The founder expected the Dashboard first. I said we should design it last. A dashboard is a summary of a product. If you design it before you understand the product fully, you end up summarising your assumptions rather than real user needs.
The dashboard surfaces featured opportunities, key metrics, and quick navigation. Designed last to ensure it accurately reflects what users actually need to see at a glance.
The main discovery view for brands. Filterable by sport, status, and deal type. The table columns follow the order a brand actually thinks: who is this org, what sport, who sponsors them already, are they worth pursuing.
One org page with two tabs. The Sponsors tab shows current deals and available categories. The People tab is where the credit gate lives — the moment of highest intent.
The People tab shows enough to make a contact feel worth unlocking — name, role, their relationship to sponsorship decisions — without revealing actual contact details. The "260 Credits left" counter in the sidebar creates natural budget awareness without interrupting flow.
The Companies view mirrors Organisations but for rights holders browsing brands. Same data, different perspective — showing the brand's sponsorship portfolio across sports categories.
The CRM layer that keeps users coming back. Manage existing relationships, track deal status, and add new partnerships.
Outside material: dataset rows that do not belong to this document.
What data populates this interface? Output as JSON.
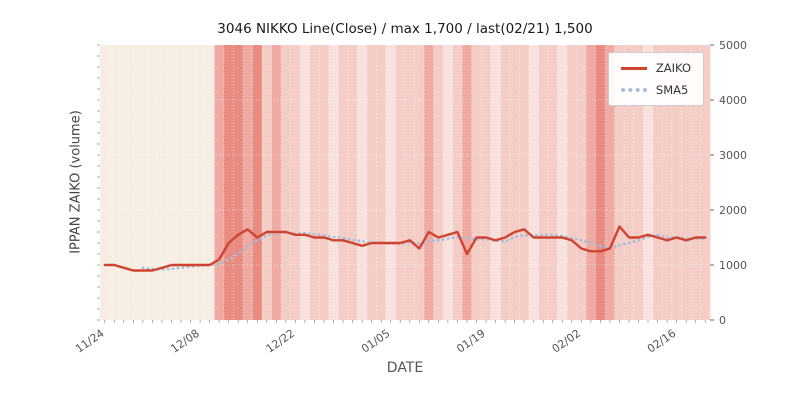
{
  "figure": {
    "title": "3046 NIKKO Line(Close) / max 1,700 / last(02/21) 1,500",
    "xlabel": "DATE",
    "ylabel": "IPPAN ZAIKO (volume)"
  },
  "legend": {
    "items": [
      {
        "label": "ZAIKO"
      },
      {
        "label": "SMA5"
      }
    ]
  },
  "chart_data": {
    "type": "line",
    "title": "3046 NIKKO Line(Close) / max 1,700 / last(02/21) 1,500",
    "xlabel": "DATE",
    "ylabel": "IPPAN ZAIKO (volume)",
    "ylim": [
      0,
      5000
    ],
    "y_ticks": [
      0,
      1000,
      2000,
      3000,
      4000,
      5000
    ],
    "x_tick_interval": 10,
    "x_tick_labels": [
      "11/24",
      "12/08",
      "12/22",
      "01/05",
      "01/19",
      "02/02",
      "02/16"
    ],
    "legend_position": "upper right",
    "grid": "white dotted vertical per-day lines over shaded day bands",
    "dates": [
      "11/24",
      "11/25",
      "11/28",
      "11/29",
      "11/30",
      "12/01",
      "12/02",
      "12/05",
      "12/06",
      "12/07",
      "12/08",
      "12/09",
      "12/12",
      "12/13",
      "12/14",
      "12/15",
      "12/16",
      "12/19",
      "12/20",
      "12/21",
      "12/22",
      "12/23",
      "12/26",
      "12/27",
      "12/28",
      "12/29",
      "12/30",
      "01/02",
      "01/03",
      "01/04",
      "01/05",
      "01/06",
      "01/09",
      "01/10",
      "01/11",
      "01/12",
      "01/13",
      "01/16",
      "01/17",
      "01/18",
      "01/19",
      "01/20",
      "01/23",
      "01/24",
      "01/25",
      "01/26",
      "01/27",
      "01/30",
      "01/31",
      "02/01",
      "02/02",
      "02/03",
      "02/06",
      "02/07",
      "02/08",
      "02/09",
      "02/10",
      "02/13",
      "02/14",
      "02/15",
      "02/16",
      "02/17",
      "02/20",
      "02/21"
    ],
    "series": [
      {
        "name": "ZAIKO",
        "color": "#cf4431",
        "style": "solid",
        "values": [
          1000,
          1000,
          950,
          900,
          900,
          900,
          950,
          1000,
          1000,
          1000,
          1000,
          1000,
          1100,
          1400,
          1550,
          1650,
          1500,
          1600,
          1600,
          1600,
          1550,
          1550,
          1500,
          1500,
          1450,
          1450,
          1400,
          1350,
          1400,
          1400,
          1400,
          1400,
          1450,
          1300,
          1600,
          1500,
          1550,
          1600,
          1200,
          1500,
          1500,
          1450,
          1500,
          1600,
          1650,
          1500,
          1500,
          1500,
          1500,
          1450,
          1300,
          1250,
          1250,
          1300,
          1700,
          1500,
          1500,
          1550,
          1500,
          1450,
          1500,
          1450,
          1500,
          1500
        ]
      },
      {
        "name": "SMA5",
        "color": "#a3bedb",
        "style": "dotted",
        "derived": "moving_average",
        "window": 5
      }
    ],
    "background_bands": {
      "colors": [
        "#f6eee3",
        "#f8e2dd",
        "#f4cdc7",
        "#efaba3",
        "#e98b81"
      ],
      "levels": [
        0,
        0,
        0,
        0,
        0,
        0,
        0,
        0,
        0,
        0,
        0,
        0,
        3,
        4,
        4,
        3,
        4,
        2,
        3,
        2,
        2,
        1,
        2,
        2,
        1,
        2,
        2,
        1,
        2,
        2,
        1,
        2,
        2,
        2,
        3,
        2,
        1,
        2,
        3,
        2,
        2,
        1,
        2,
        2,
        2,
        1,
        2,
        2,
        1,
        2,
        2,
        3,
        4,
        3,
        2,
        2,
        2,
        1,
        2,
        2,
        2,
        2,
        2,
        2
      ]
    }
  }
}
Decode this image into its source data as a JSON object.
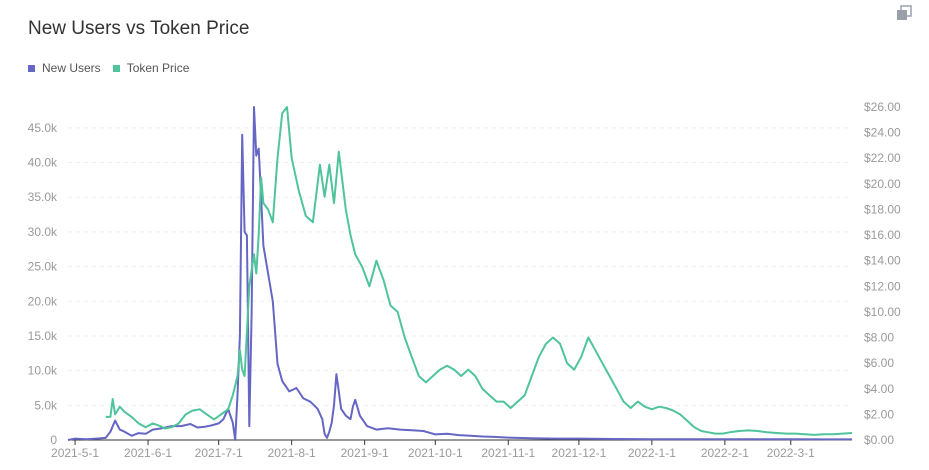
{
  "chart": {
    "title": "New Users vs Token Price"
  },
  "legend": {
    "items": [
      {
        "label": "New Users",
        "color": "#6666c4"
      },
      {
        "label": "Token Price",
        "color": "#4fc49b"
      }
    ]
  },
  "toolbar": {
    "icon": "copy-icon"
  },
  "chart_data": {
    "type": "line",
    "title": "New Users vs Token Price",
    "xlabel": "",
    "ylabel_left": "",
    "ylabel_right": "",
    "grid": true,
    "legend_position": "top-left",
    "x_ticks": [
      "2021-5-1",
      "2021-6-1",
      "2021-7-1",
      "2021-8-1",
      "2021-9-1",
      "2021-10-1",
      "2021-11-1",
      "2021-12-1",
      "2022-1-1",
      "2022-2-1",
      "2022-3-1"
    ],
    "y_left": {
      "range": [
        0,
        48000
      ],
      "ticks": [
        "0",
        "5.0k",
        "10.0k",
        "15.0k",
        "20.0k",
        "25.0k",
        "30.0k",
        "35.0k",
        "40.0k",
        "45.0k"
      ],
      "tick_values": [
        0,
        5000,
        10000,
        15000,
        20000,
        25000,
        30000,
        35000,
        40000,
        45000
      ]
    },
    "y_right": {
      "range": [
        0,
        26
      ],
      "ticks": [
        "$0.00",
        "$2.00",
        "$4.00",
        "$6.00",
        "$8.00",
        "$10.00",
        "$12.00",
        "$14.00",
        "$16.00",
        "$18.00",
        "$20.00",
        "$22.00",
        "$24.00",
        "$26.00"
      ],
      "tick_values": [
        0,
        2,
        4,
        6,
        8,
        10,
        12,
        14,
        16,
        18,
        20,
        22,
        24,
        26
      ]
    },
    "series": [
      {
        "name": "New Users",
        "axis": "left",
        "color": "#6666c4",
        "points": [
          [
            "2021-04-28",
            0
          ],
          [
            "2021-05-01",
            200
          ],
          [
            "2021-05-06",
            100
          ],
          [
            "2021-05-10",
            200
          ],
          [
            "2021-05-14",
            300
          ],
          [
            "2021-05-16",
            1200
          ],
          [
            "2021-05-18",
            2800
          ],
          [
            "2021-05-20",
            1500
          ],
          [
            "2021-05-22",
            1200
          ],
          [
            "2021-05-25",
            600
          ],
          [
            "2021-05-28",
            1000
          ],
          [
            "2021-05-31",
            900
          ],
          [
            "2021-06-03",
            1500
          ],
          [
            "2021-06-07",
            1700
          ],
          [
            "2021-06-11",
            2000
          ],
          [
            "2021-06-15",
            2000
          ],
          [
            "2021-06-19",
            2300
          ],
          [
            "2021-06-22",
            1800
          ],
          [
            "2021-06-25",
            1900
          ],
          [
            "2021-06-28",
            2100
          ],
          [
            "2021-07-01",
            2400
          ],
          [
            "2021-07-03",
            3000
          ],
          [
            "2021-07-05",
            4500
          ],
          [
            "2021-07-07",
            2500
          ],
          [
            "2021-07-08",
            0
          ],
          [
            "2021-07-09",
            6500
          ],
          [
            "2021-07-10",
            15000
          ],
          [
            "2021-07-11",
            44000
          ],
          [
            "2021-07-12",
            30000
          ],
          [
            "2021-07-13",
            29500
          ],
          [
            "2021-07-14",
            2000
          ],
          [
            "2021-07-15",
            18000
          ],
          [
            "2021-07-16",
            48000
          ],
          [
            "2021-07-17",
            41000
          ],
          [
            "2021-07-18",
            42000
          ],
          [
            "2021-07-19",
            35000
          ],
          [
            "2021-07-20",
            28000
          ],
          [
            "2021-07-22",
            24000
          ],
          [
            "2021-07-24",
            20000
          ],
          [
            "2021-07-26",
            11000
          ],
          [
            "2021-07-28",
            8500
          ],
          [
            "2021-07-31",
            7000
          ],
          [
            "2021-08-03",
            7500
          ],
          [
            "2021-08-06",
            6000
          ],
          [
            "2021-08-09",
            5500
          ],
          [
            "2021-08-12",
            4500
          ],
          [
            "2021-08-14",
            3000
          ],
          [
            "2021-08-15",
            900
          ],
          [
            "2021-08-16",
            300
          ],
          [
            "2021-08-17",
            1200
          ],
          [
            "2021-08-18",
            2500
          ],
          [
            "2021-08-19",
            5000
          ],
          [
            "2021-08-20",
            9500
          ],
          [
            "2021-08-21",
            7000
          ],
          [
            "2021-08-22",
            4500
          ],
          [
            "2021-08-24",
            3500
          ],
          [
            "2021-08-26",
            3000
          ],
          [
            "2021-08-27",
            4800
          ],
          [
            "2021-08-28",
            5800
          ],
          [
            "2021-08-30",
            3500
          ],
          [
            "2021-09-02",
            2000
          ],
          [
            "2021-09-06",
            1500
          ],
          [
            "2021-09-11",
            1700
          ],
          [
            "2021-09-16",
            1500
          ],
          [
            "2021-09-21",
            1400
          ],
          [
            "2021-09-26",
            1300
          ],
          [
            "2021-10-01",
            800
          ],
          [
            "2021-10-06",
            900
          ],
          [
            "2021-10-11",
            700
          ],
          [
            "2021-10-16",
            600
          ],
          [
            "2021-10-21",
            500
          ],
          [
            "2021-10-26",
            450
          ],
          [
            "2021-11-01",
            350
          ],
          [
            "2021-11-11",
            250
          ],
          [
            "2021-11-21",
            200
          ],
          [
            "2021-12-01",
            200
          ],
          [
            "2021-12-16",
            150
          ],
          [
            "2022-01-01",
            100
          ],
          [
            "2022-01-16",
            100
          ],
          [
            "2022-02-01",
            100
          ],
          [
            "2022-02-16",
            100
          ],
          [
            "2022-03-01",
            100
          ],
          [
            "2022-03-16",
            80
          ],
          [
            "2022-03-27",
            80
          ]
        ]
      },
      {
        "name": "Token Price",
        "axis": "right",
        "color": "#4fc49b",
        "points": [
          [
            "2021-05-14",
            1.8
          ],
          [
            "2021-05-16",
            1.8
          ],
          [
            "2021-05-17",
            3.2
          ],
          [
            "2021-05-18",
            2.0
          ],
          [
            "2021-05-20",
            2.6
          ],
          [
            "2021-05-22",
            2.2
          ],
          [
            "2021-05-25",
            1.8
          ],
          [
            "2021-05-28",
            1.3
          ],
          [
            "2021-05-31",
            1.0
          ],
          [
            "2021-06-03",
            1.3
          ],
          [
            "2021-06-06",
            1.1
          ],
          [
            "2021-06-08",
            0.9
          ],
          [
            "2021-06-11",
            1.0
          ],
          [
            "2021-06-14",
            1.3
          ],
          [
            "2021-06-17",
            2.0
          ],
          [
            "2021-06-20",
            2.3
          ],
          [
            "2021-06-23",
            2.4
          ],
          [
            "2021-06-26",
            2.0
          ],
          [
            "2021-06-29",
            1.6
          ],
          [
            "2021-07-02",
            2.0
          ],
          [
            "2021-07-05",
            2.4
          ],
          [
            "2021-07-07",
            3.5
          ],
          [
            "2021-07-09",
            5.0
          ],
          [
            "2021-07-10",
            7.0
          ],
          [
            "2021-07-11",
            5.5
          ],
          [
            "2021-07-12",
            5.0
          ],
          [
            "2021-07-14",
            12.0
          ],
          [
            "2021-07-16",
            14.5
          ],
          [
            "2021-07-17",
            13.0
          ],
          [
            "2021-07-18",
            16.0
          ],
          [
            "2021-07-19",
            20.5
          ],
          [
            "2021-07-20",
            18.5
          ],
          [
            "2021-07-22",
            18.0
          ],
          [
            "2021-07-24",
            17.0
          ],
          [
            "2021-07-26",
            22.0
          ],
          [
            "2021-07-28",
            25.5
          ],
          [
            "2021-07-30",
            26.0
          ],
          [
            "2021-08-01",
            22.0
          ],
          [
            "2021-08-04",
            19.5
          ],
          [
            "2021-08-07",
            17.5
          ],
          [
            "2021-08-10",
            17.0
          ],
          [
            "2021-08-13",
            21.5
          ],
          [
            "2021-08-15",
            19.0
          ],
          [
            "2021-08-17",
            21.5
          ],
          [
            "2021-08-19",
            18.5
          ],
          [
            "2021-08-21",
            22.5
          ],
          [
            "2021-08-24",
            18.0
          ],
          [
            "2021-08-26",
            16.0
          ],
          [
            "2021-08-28",
            14.5
          ],
          [
            "2021-08-31",
            13.5
          ],
          [
            "2021-09-03",
            12.0
          ],
          [
            "2021-09-06",
            14.0
          ],
          [
            "2021-09-09",
            12.5
          ],
          [
            "2021-09-12",
            10.5
          ],
          [
            "2021-09-15",
            10.0
          ],
          [
            "2021-09-18",
            8.0
          ],
          [
            "2021-09-21",
            6.5
          ],
          [
            "2021-09-24",
            5.0
          ],
          [
            "2021-09-27",
            4.5
          ],
          [
            "2021-09-30",
            5.0
          ],
          [
            "2021-10-03",
            5.5
          ],
          [
            "2021-10-06",
            5.8
          ],
          [
            "2021-10-09",
            5.5
          ],
          [
            "2021-10-12",
            5.0
          ],
          [
            "2021-10-15",
            5.5
          ],
          [
            "2021-10-18",
            5.0
          ],
          [
            "2021-10-21",
            4.0
          ],
          [
            "2021-10-24",
            3.5
          ],
          [
            "2021-10-27",
            3.0
          ],
          [
            "2021-10-30",
            3.0
          ],
          [
            "2021-11-02",
            2.5
          ],
          [
            "2021-11-05",
            3.0
          ],
          [
            "2021-11-08",
            3.5
          ],
          [
            "2021-11-11",
            5.0
          ],
          [
            "2021-11-14",
            6.5
          ],
          [
            "2021-11-17",
            7.5
          ],
          [
            "2021-11-20",
            8.0
          ],
          [
            "2021-11-23",
            7.5
          ],
          [
            "2021-11-26",
            6.0
          ],
          [
            "2021-11-29",
            5.5
          ],
          [
            "2021-12-02",
            6.5
          ],
          [
            "2021-12-05",
            8.0
          ],
          [
            "2021-12-08",
            7.0
          ],
          [
            "2021-12-11",
            6.0
          ],
          [
            "2021-12-14",
            5.0
          ],
          [
            "2021-12-17",
            4.0
          ],
          [
            "2021-12-20",
            3.0
          ],
          [
            "2021-12-23",
            2.5
          ],
          [
            "2021-12-26",
            3.0
          ],
          [
            "2021-12-29",
            2.6
          ],
          [
            "2022-01-01",
            2.4
          ],
          [
            "2022-01-04",
            2.6
          ],
          [
            "2022-01-07",
            2.5
          ],
          [
            "2022-01-10",
            2.3
          ],
          [
            "2022-01-13",
            2.0
          ],
          [
            "2022-01-16",
            1.5
          ],
          [
            "2022-01-19",
            1.0
          ],
          [
            "2022-01-22",
            0.7
          ],
          [
            "2022-01-25",
            0.6
          ],
          [
            "2022-01-28",
            0.5
          ],
          [
            "2022-01-31",
            0.5
          ],
          [
            "2022-02-03",
            0.6
          ],
          [
            "2022-02-07",
            0.7
          ],
          [
            "2022-02-11",
            0.75
          ],
          [
            "2022-02-15",
            0.7
          ],
          [
            "2022-02-19",
            0.6
          ],
          [
            "2022-02-23",
            0.55
          ],
          [
            "2022-02-27",
            0.5
          ],
          [
            "2022-03-03",
            0.5
          ],
          [
            "2022-03-07",
            0.45
          ],
          [
            "2022-03-11",
            0.4
          ],
          [
            "2022-03-15",
            0.45
          ],
          [
            "2022-03-19",
            0.45
          ],
          [
            "2022-03-23",
            0.5
          ],
          [
            "2022-03-27",
            0.55
          ]
        ]
      }
    ]
  }
}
The more partners someone adds, the more relevant the platform's signals become for them personally.
The prototype went directly into investor conversations. The founder used the direction document I wrote as the basis for the product narrative in the pitch. No further design work was needed before the first beta users.
The Figma prototype and direction document were used directly in fundraising. The research and positioning I did became the structure of the pitch narrative.
The platform was ready for the first 10 users without any additional design work. The MVP scoping decision paid off — the product was focused enough to feel complete.
The platform's job is to tell you what to do next — not just show you data.
That was the product idea I arrived at through the research. Every structural and design decision in Sportbnk came from that.